Avec un œil et un cœur vigilants, et avec un esprit sans fraude, il a été fidèle dans sa vocation et ses dons, dans son ministère à l’égard de toutes les assemblées ici dans le pays et à l’étranger, jusqu’à sa mort. C’est à la conférence à Hokksund que nous avons été pour la dernière fois avec lui, juste avant Pâques. Il était plein d’esprit et de vie, de bénédiction et de gloire, comme d’habitude. Et par la grâce inexprimable de Dieu, j’ai pu personnellement partager avec lui cette communion et cette gloire sans interruption pendant 35 ans environ, sans une seule faille. Il y en a plusieurs qui peuvent apprécier à sa juste valeur ce que cela veut dire.
Il n’avait pas son égal ; c’est l’homme ayant le plus de contenu, le plus fidèle, le plus digne d’être aimé et le plus béni que j’aie jamais vu et entendu. Son souvenir est une bénédiction éternelle. Loué soit le Seigneur ! Bientôt nous serons à nouveau réunis avec lui, revêtus de corps incorruptibles, si seulement nous aussi, nous restons fidèles jusqu’à la fin.
Les fruits de son ministère :
Alors qu’au départ tous le contredisaient, s’opposaient à lui et le rejetaient partout, il a expérimenté ce qui est écrit en És. 60, 22 : « Le plus petit deviendra un millier, et le moindre une nation puissante. Moi, l’Éternel, je hâterai ces choses en leur temps. »
Les choses ne sont pas vraiment allées vite au début, loin de là – mais cela est venu au temps voulu. Les réveils se sont alors succédés, tout comme les conquêtes. Ville après ville et bourgade après bourgade se sont ouvertes pour ces vérités magnifiques et libératrices. Beaucoup d’âmes ont été sauvées du monde, et beaucoup d’âmes sont sorties des différents camps et ont ouvert les yeux pour découvrir une vie plus profonde en Dieu. Le salut qui a eu lieu est indescriptiblement grand.

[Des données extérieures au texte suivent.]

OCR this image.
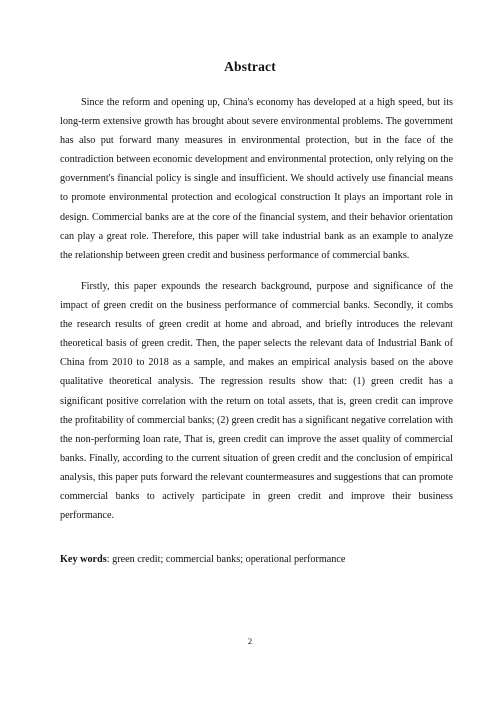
Abstract

Since the reform and opening up, China's economy has developed at a high speed, but its long-term extensive growth has brought about severe environmental problems. The government has also put forward many measures in environmental protection, but in the face of the contradiction between economic development and environmental protection, only relying on the government's financial policy is single and insufficient. We should actively use financial means to promote environmental protection and ecological construction It plays an important role in design. Commercial banks are at the core of the financial system, and their behavior orientation can play a great role. Therefore, this paper will take industrial bank as an example to analyze the relationship between green credit and business performance of commercial banks.

Firstly, this paper expounds the research background, purpose and significance of the impact of green credit on the business performance of commercial banks. Secondly, it combs the research results of green credit at home and abroad, and briefly introduces the relevant theoretical basis of green credit. Then, the paper selects the relevant data of Industrial Bank of China from 2010 to 2018 as a sample, and makes an empirical analysis based on the above qualitative theoretical analysis. The regression results show that: (1) green credit has a significant positive correlation with the return on total assets, that is, green credit can improve the profitability of commercial banks; (2) green credit has a significant negative correlation with the non-performing loan rate, That is, green credit can improve the asset quality of commercial banks. Finally, according to the current situation of green credit and the conclusion of empirical analysis, this paper puts forward the relevant countermeasures and suggestions that can promote commercial banks to actively participate in green credit and improve their business performance.

Key words: green credit; commercial banks; operational performance
2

Au début, ce n’était pas facile de gagner qui que ce soit. C’est difficile de recevoir quelque chose de la part d’un homme qui est contredit et rejeté par tous ceux qui sont censés y connaître quelque chose, même si ce qu’il dit est à la fois vrai, noble et bon ! Mais Dieu a conduit les hommes qu’il fallait sur le chemin du fr. Smith, l’un après l’autre, et la vérité a été reçue petit à petit, par un nombre croissant d’hommes qui l’aimaient, qui l’ont suivie et qui l’ont annoncée.
Mais plusieurs années se sont écoulées avant que le résultat soit un petit groupe qui se réunissait dans un foyer à Horten. Mais comme il est écrit, il ne faut pas mépriser le jour des faibles commencements. Et même si le groupe était petit, et qu’il était difficile d’en faire partie, il était cependant – par la nature même des choses – d’autant plus viable et rempli de la semence de la vie, et c’est pourquoi il n’a pu faire autrement que croître et se développer. C’était en effet la vie même en Dieu que nous avions trouvée, et pas seulement quelques principes doctrinaux.
Ainsi, un seul homme, par sa fidélité inébranlable, est devenu un millier, et même plus, répartis à différents endroits en Norvège, au Danemark et dans quelques autres pays.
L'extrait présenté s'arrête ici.